Sotto questo profilo non è raro il caso che si diano conflitti di valore e che persone in perfetta buona fede facciano scelte eticamente sbagliate.
Il secondo criterio è la proporzionalità tra valori e disvalori, danni e benefici, a partire dalle conseguenze previste o prevedibili di una determinata azione, che nel caso funge da mezzo per raggiungere un determinato fine.
Anche qui sarà bene richiamare una distinzione tra valori morali, che dipendono solo dalla nostra volontà (libertà di coscienza) e valori non morali (vita, salute, ricchezza, bellezza, serenità ecc.) che dipendono anche da altri fattori.
Per rimanere al caso illustrato, altro è l’atteggiamento buono dei genitori di Eleonora nel rivendicare libertà di cura della figlia minorenne, altro il loro comportamento sbagliato di sottoporla a cure sproporzionate, non adeguate alla gravità della malattia.

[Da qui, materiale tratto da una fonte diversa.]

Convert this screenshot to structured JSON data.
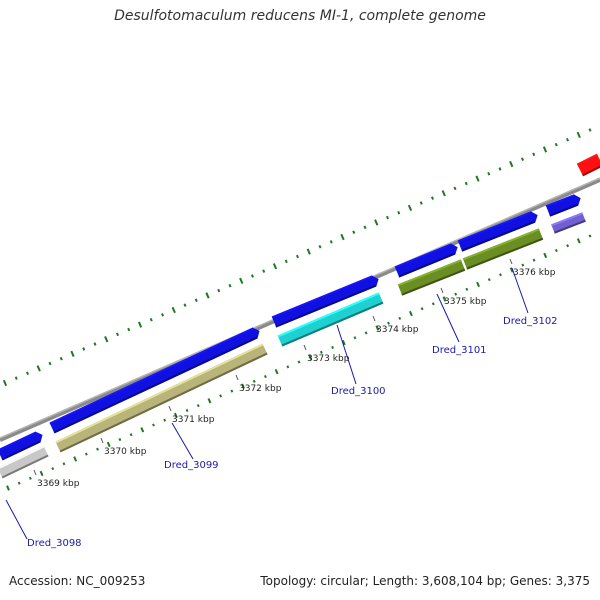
{
  "title": "Desulfotomaculum reducens MI-1, complete genome",
  "footer": {
    "accession": "Accession: NC_009253",
    "summary": "Topology: circular; Length: 3,608,104 bp; Genes: 3,375"
  },
  "ticks": [
    "3369 kbp",
    "3370 kbp",
    "3371 kbp",
    "3372 kbp",
    "3373 kbp",
    "3374 kbp",
    "3375 kbp",
    "3376 kbp"
  ],
  "gene_labels": [
    "Dred_3098",
    "Dred_3099",
    "Dred_3100",
    "Dred_3101",
    "Dred_3102"
  ],
  "colors": {
    "backbone": "#8a8a8a",
    "strand_forward": "#1010e0",
    "gene_3098": "#c8c8c8",
    "gene_3099": "#b8b47a",
    "gene_3100": "#20d0d0",
    "gene_3101": "#6a8e23",
    "gene_3102": "#6a8e23",
    "gene_extra": "#7060d0",
    "gene_red": "#ff1010",
    "gc_ticks": "#1e7a1e",
    "label_text": "#1a1aa8",
    "leader": "#1a1aa8"
  }
}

Determinate cure o terapie non convenzionali (omeopatia, ipnosi, agopuntura, yoga, chiropratica, e altre) oggi non vengono ritenute proporzionate alla cura del cancro. Il che non significa che siano inutili o non possano venire integrate nella cura di determinate malattie. Ciò che la medicina convenzionale esclude non sono le cure integrative, bensì quelle alternative, che rifiutano ogni intervento di tipo chirurgico, radiologico, ormonale.
Il vero problema è che di fronte alla sofferenza di tante persone l’ospedale non è più sufficiente.
Il diritto alla cura è un diritto fondamentale che si estende lungo tutto l’arco dell’esistenza di una persona e permane inalterato durante tutte le fasi della malattia, non esclusa quella terminale.
Esistono certo malati che possono essere giudicati clinicamente inguaribili, ma non sono malati incurabili.
Questo principio, che deve essere posto come criterio-guida al centro dell’attività sanitaria, rischia talora di essere dimenticato.
I progressi della scienza medica, soprattutto in campo tecnologico, non coincidono sempre di fatto con una maggiore umanizzazione della condizione del malato.